John Maltby
In 1954 I was just 18 years old – shy, gauche and not at all prepared to have my life irrevocably shaped by the final clashing chords of Sibelius’ 5th Symphony! It was the first concert that I had ever attended: a German orchestra – Symphonia Bamberger – in England for the first time after the ending of the War to end all Wars: playing Beethoven (Eroica?) and Sibelius as the Finale. I still clearly recall those dramatic clarion blasts: draughts of cold hollow arctic air, punctuated by dry-throated, infinitely spacious silences which conclude that symphony in such a unique way.
This was indeed, to quote Neville Cardus, “the style that is the man himself related to his environment”! From the experience of that dramatic work I knew, even at that tender age, that my future would have to be in some similar and meaningful way concerned with some of the same mysteries. Here was music – though I myself played no instrument – which spoke deeply and emotionally of the whole man, where technique and orchestration were bound unconsciously and effortlessly into the whole: the whole inseparable from the history, geography and the very spirit which was Sibelius’ native Finland. I became fascinated and involved in these two forces: the unique creativeness of the human spirit and the power of environment and national influences to involuntarily shape the work. Since that electrifying moment, music has acted as a lode-stone in my life.

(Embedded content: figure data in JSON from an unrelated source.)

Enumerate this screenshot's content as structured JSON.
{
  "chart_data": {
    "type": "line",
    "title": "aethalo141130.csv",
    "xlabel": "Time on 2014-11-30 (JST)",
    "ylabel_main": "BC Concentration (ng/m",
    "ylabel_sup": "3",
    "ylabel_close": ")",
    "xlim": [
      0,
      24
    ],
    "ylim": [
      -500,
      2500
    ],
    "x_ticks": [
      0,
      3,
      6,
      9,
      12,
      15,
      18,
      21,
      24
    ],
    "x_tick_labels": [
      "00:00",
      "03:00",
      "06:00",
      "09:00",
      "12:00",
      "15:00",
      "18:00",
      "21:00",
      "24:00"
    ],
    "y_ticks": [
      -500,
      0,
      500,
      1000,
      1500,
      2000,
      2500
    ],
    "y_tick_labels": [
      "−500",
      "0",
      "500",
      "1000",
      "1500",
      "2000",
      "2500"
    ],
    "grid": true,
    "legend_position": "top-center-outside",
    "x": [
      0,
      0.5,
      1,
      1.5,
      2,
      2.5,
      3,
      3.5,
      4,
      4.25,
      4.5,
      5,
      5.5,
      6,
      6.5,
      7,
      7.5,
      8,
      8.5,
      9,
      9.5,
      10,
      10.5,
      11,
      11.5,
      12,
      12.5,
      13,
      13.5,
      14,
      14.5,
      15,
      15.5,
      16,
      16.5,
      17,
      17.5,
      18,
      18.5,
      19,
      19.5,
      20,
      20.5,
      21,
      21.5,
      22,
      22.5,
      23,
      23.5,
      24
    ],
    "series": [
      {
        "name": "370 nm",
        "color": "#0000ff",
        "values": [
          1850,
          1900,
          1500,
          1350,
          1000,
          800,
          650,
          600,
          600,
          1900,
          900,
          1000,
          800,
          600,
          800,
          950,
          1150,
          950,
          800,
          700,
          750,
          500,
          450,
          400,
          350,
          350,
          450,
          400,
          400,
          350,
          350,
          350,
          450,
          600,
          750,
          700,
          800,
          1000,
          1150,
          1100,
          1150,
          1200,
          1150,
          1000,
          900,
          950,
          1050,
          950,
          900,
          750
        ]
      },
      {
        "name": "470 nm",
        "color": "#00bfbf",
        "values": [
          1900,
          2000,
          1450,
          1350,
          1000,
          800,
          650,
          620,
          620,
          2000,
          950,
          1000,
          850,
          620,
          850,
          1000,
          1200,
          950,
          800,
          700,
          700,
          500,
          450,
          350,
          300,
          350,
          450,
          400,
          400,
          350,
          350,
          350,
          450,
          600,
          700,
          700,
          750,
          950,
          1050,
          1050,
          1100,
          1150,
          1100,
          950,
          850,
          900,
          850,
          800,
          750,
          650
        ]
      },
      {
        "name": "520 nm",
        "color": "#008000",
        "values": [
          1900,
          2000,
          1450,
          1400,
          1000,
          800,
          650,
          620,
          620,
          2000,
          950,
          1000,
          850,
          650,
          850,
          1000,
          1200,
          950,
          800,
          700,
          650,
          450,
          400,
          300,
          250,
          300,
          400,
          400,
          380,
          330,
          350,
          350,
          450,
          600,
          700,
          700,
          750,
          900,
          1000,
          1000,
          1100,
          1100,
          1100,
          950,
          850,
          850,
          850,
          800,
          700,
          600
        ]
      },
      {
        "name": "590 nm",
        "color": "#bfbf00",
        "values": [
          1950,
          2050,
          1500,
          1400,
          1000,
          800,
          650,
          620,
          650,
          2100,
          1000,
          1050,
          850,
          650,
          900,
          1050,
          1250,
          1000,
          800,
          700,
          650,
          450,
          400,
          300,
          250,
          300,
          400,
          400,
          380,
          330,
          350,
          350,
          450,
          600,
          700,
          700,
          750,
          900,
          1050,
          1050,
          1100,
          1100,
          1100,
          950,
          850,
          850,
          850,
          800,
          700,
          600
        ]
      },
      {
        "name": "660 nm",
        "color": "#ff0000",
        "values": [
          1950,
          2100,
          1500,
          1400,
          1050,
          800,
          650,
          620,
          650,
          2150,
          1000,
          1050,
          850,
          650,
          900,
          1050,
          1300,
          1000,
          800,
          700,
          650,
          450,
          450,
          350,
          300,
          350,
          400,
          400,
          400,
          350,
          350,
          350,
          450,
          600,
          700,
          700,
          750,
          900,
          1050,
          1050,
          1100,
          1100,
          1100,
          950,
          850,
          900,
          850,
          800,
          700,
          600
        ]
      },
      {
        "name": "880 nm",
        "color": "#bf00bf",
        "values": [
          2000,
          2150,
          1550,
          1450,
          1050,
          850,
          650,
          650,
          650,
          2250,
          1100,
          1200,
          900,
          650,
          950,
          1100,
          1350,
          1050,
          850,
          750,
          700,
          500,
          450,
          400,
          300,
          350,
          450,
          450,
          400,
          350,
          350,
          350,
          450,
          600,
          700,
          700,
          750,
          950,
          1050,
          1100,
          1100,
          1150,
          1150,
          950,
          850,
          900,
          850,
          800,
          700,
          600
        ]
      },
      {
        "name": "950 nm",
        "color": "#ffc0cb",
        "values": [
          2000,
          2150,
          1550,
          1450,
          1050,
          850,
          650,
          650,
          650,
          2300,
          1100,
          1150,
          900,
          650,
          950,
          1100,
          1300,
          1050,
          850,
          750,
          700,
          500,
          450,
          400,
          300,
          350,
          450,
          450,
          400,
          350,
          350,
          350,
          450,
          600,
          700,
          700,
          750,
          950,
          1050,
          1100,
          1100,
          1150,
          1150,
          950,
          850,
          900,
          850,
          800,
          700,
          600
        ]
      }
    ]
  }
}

Of all the art forms, music seems to best express every aspect of our human experience. Nothing – but nothing – can peer into the human mind so percipiently and find such perfect equivalent expression, no natural beauty or dramatic intensity that cannot be replicated in music, no ephemeral or transient experience that cannot be transfixed for eternity by its sounds.
Recently I have made small sculptures. They cannot and are not intended to aspire to such lofty ambitions, for they work in a different sphere and at a slower pace, but their intention has been to remind me of past musical delights. “Albert Herring”, “Curlew River” and “Peter Grimes” at Aldeburgh and the “War Requiem” in Bergen. Grieg and the fiddle music in Sotra and folk songs in Sweden. Delius in Manchester and Schubert at Dartington, Bruckner and Fauré in Munich, West-Side Story in Cheltenham and St. Nicholas in Grimsby (!). Messiaen at Beaford and Birtwistle at Snape – a few of the teeming memories which, after a lifetime of listening, have provided the starting points for this small exhibition.
John Maltby, (c) 2003
John Maltby was born 1936 in Lincolnshire. He studied sculpture at Leicester College of Art and Goldsmith’s College in South London. After a period of teaching art in a small private boys’ school near London, he visited Bernard Leach after reading Leach’s “A Potter’s book”. On Leach’s advice Maltby joined his son David Leach in 1962 at Lowerdown Pottery in Bovey Tracey, where he was Leach’s apprentice for nearly two years. He then set up his own pottery at Stoneshill near Crediton in 1964.
His work has been exhibited worldwide and is represented in many public collections including Victoria and Albert Museum.
John Maltby has been exhibiting at Beaux Arts Bath since 1979.